Analysing these patterns of visits made by PM Modi so far to all the non-Islam nations in the South Asian Association for Regional Cooperation (SAARC) block, and also to some of the geopolitically key island nations in the Indian Ocean, with that leaked New York Times report and the concerns expressed by PM Modi on South China Sea, etc. may make some suspect (especially those in China) that a key objective of PM Modi's Act East policy is to contain China, with covert or overt support from the U.S., Japan and other affected nations.
The key challenge PM Modi would face in his China visit is to completely debunk that hypothesis, and focus on bilateral economic cooperation and development issues. The task will not be easy, given China's new found stature.
Global media, starting from the Japan Times on PM Modi's Japan visit, to others on the Modi-Obama "chemistry" have been largely unanimous that showmanship has often trumped substance in Modi's foreign policy so far.
"[A] sense of paranoia has always prevailed in India's foreign policy towards Pakistan, and the same paranoia in recent times has spread to China as well."
In stark contradiction to that showmanship, China's foreign policy, since the 1980s, has been largely driven by the famous dictum of Deng Xiaoping: "Hide your strength, bide your time."
Deng's philosophy led to the concept of "Peaceful Rise of China". As the rise continues to be phenomenal with every passing year, China's policymakers to military to citizens' aspirations naturally grew, often posing a threat to that "Peaceful Rise" concept itself, as many would observe. In spite of its economic stature today, China still continues to underplay its global responsibility often by defining itself as a "still a developing nation".
The unprecedented recent successes of China's diplomatic coup with the Asian Infrastructure Investment Bank (AIIB), combined with the BRICS Development Bank to its New Silk Road infrastructure plans have seen major realignment of powers at a global level. The most important strategic partners of the US, like the UK, have been forced to realign their relations with the rising China, strictly on a bilateral basis.
With this backdrop, PM Modi's impending visit to China will not be an easy one. China has maintained its bargaining power advantages -- President Xi's visit to Pakistan last month concluded with billions of dollars of investments and more than a hundred JF-17s fighter aircrafts. Prior to it, China also kept up its pressure by maintaining its periodical concerns of border disputes with India.
Neutral observers (a minority!) would also admit that a sense of paranoia has always prevailed in India's foreign policy towards Pakistan, and the same paranoia in recent times has spread to China as well.
"Modi needs to be patient, acknowledging that no quick fix solutions to the long-pending border disputes may emerge... However, a status quo in areas of economic cooperation would be damaging for India's development agenda."

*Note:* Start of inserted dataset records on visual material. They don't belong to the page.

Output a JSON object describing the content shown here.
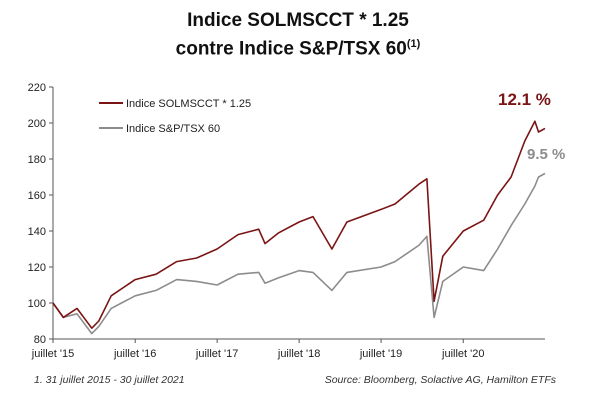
{
  "title_line1": "Indice SOLMSCCT * 1.25",
  "title_line2": "contre Indice S&P/TSX 60",
  "title_sup": "(1)",
  "footnote": "1. 31 juillet 2015 - 30 juillet 2021",
  "source": "Source: Bloomberg, Solactive AG, Hamilton ETFs",
  "colors": {
    "solmscct": "#7b1414",
    "tsx": "#8c8c8c"
  },
  "chart_data": {
    "type": "line",
    "title": "Indice SOLMSCCT * 1.25 contre Indice S&P/TSX 60",
    "xlabel": "",
    "ylabel": "",
    "ylim": [
      80,
      220
    ],
    "yticks": [
      80,
      100,
      120,
      140,
      160,
      180,
      200,
      220
    ],
    "xlim": [
      "2015-07-31",
      "2021-07-30"
    ],
    "xticks": [
      {
        "label": "juillet '15",
        "date": "2015-07-31"
      },
      {
        "label": "juillet '16",
        "date": "2016-07-31"
      },
      {
        "label": "juillet '17",
        "date": "2017-07-31"
      },
      {
        "label": "juillet '18",
        "date": "2018-07-31"
      },
      {
        "label": "juillet '19",
        "date": "2019-07-31"
      },
      {
        "label": "juillet '20",
        "date": "2020-07-31"
      }
    ],
    "grid": false,
    "legend_position": "top-left",
    "series": [
      {
        "name": "Indice SOLMSCCT * 1.25",
        "end_label": "12.1 %",
        "color": "#7b1414",
        "points": [
          [
            "2015-07-31",
            100
          ],
          [
            "2015-09-15",
            92
          ],
          [
            "2015-11-15",
            97
          ],
          [
            "2016-01-20",
            86
          ],
          [
            "2016-02-20",
            90
          ],
          [
            "2016-04-15",
            104
          ],
          [
            "2016-07-31",
            113
          ],
          [
            "2016-11-01",
            116
          ],
          [
            "2017-02-01",
            123
          ],
          [
            "2017-05-01",
            125
          ],
          [
            "2017-07-31",
            130
          ],
          [
            "2017-11-01",
            138
          ],
          [
            "2018-02-01",
            141
          ],
          [
            "2018-03-01",
            133
          ],
          [
            "2018-05-01",
            139
          ],
          [
            "2018-07-31",
            145
          ],
          [
            "2018-10-01",
            148
          ],
          [
            "2018-12-24",
            130
          ],
          [
            "2019-03-01",
            145
          ],
          [
            "2019-07-31",
            152
          ],
          [
            "2019-10-01",
            155
          ],
          [
            "2020-01-15",
            166
          ],
          [
            "2020-02-20",
            169
          ],
          [
            "2020-03-23",
            101
          ],
          [
            "2020-05-01",
            126
          ],
          [
            "2020-07-31",
            140
          ],
          [
            "2020-10-30",
            146
          ],
          [
            "2020-12-31",
            160
          ],
          [
            "2021-03-01",
            170
          ],
          [
            "2021-05-01",
            190
          ],
          [
            "2021-06-15",
            201
          ],
          [
            "2021-07-01",
            195
          ],
          [
            "2021-07-30",
            197
          ]
        ]
      },
      {
        "name": "Indice S&P/TSX 60",
        "end_label": "9.5 %",
        "color": "#8c8c8c",
        "points": [
          [
            "2015-07-31",
            100
          ],
          [
            "2015-09-15",
            92
          ],
          [
            "2015-11-15",
            94
          ],
          [
            "2016-01-20",
            83
          ],
          [
            "2016-02-20",
            87
          ],
          [
            "2016-04-15",
            97
          ],
          [
            "2016-07-31",
            104
          ],
          [
            "2016-11-01",
            107
          ],
          [
            "2017-02-01",
            113
          ],
          [
            "2017-05-01",
            112
          ],
          [
            "2017-07-31",
            110
          ],
          [
            "2017-11-01",
            116
          ],
          [
            "2018-02-01",
            117
          ],
          [
            "2018-03-01",
            111
          ],
          [
            "2018-05-01",
            114
          ],
          [
            "2018-07-31",
            118
          ],
          [
            "2018-10-01",
            117
          ],
          [
            "2018-12-24",
            107
          ],
          [
            "2019-03-01",
            117
          ],
          [
            "2019-07-31",
            120
          ],
          [
            "2019-10-01",
            123
          ],
          [
            "2020-01-15",
            132
          ],
          [
            "2020-02-20",
            137
          ],
          [
            "2020-03-23",
            92
          ],
          [
            "2020-05-01",
            112
          ],
          [
            "2020-07-31",
            120
          ],
          [
            "2020-10-30",
            118
          ],
          [
            "2020-12-31",
            130
          ],
          [
            "2021-03-01",
            143
          ],
          [
            "2021-05-01",
            155
          ],
          [
            "2021-06-15",
            165
          ],
          [
            "2021-07-01",
            170
          ],
          [
            "2021-07-30",
            172
          ]
        ]
      }
    ]
  }
}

Angus Maddison highlighted how China and India had been the biggest economies in the world for almost two millennia. The 21st century will surely be Asia's century with a likely repeat of the economic dominance from China. The question is: will India be part of that Asia in a major way too, as it was until the 19th century? Meaningful clues to this question will come with an analysis of the outcomes of Modi's China visit in defining this key bilateral relationship for the 21st century. The Indian Prime Minister needs to be patient, acknowledging that no quick fix solutions to the long-pending border disputes may emerge - and that maintaining a status quo on it is acceptable. However, a status quo in areas of economic cooperation would be damaging for India's development agenda.
During the Cold-War era, India maintained its non-alignment, rightly or wrongly. We would do well to maintain same non-alignment for now -- until India's time comes.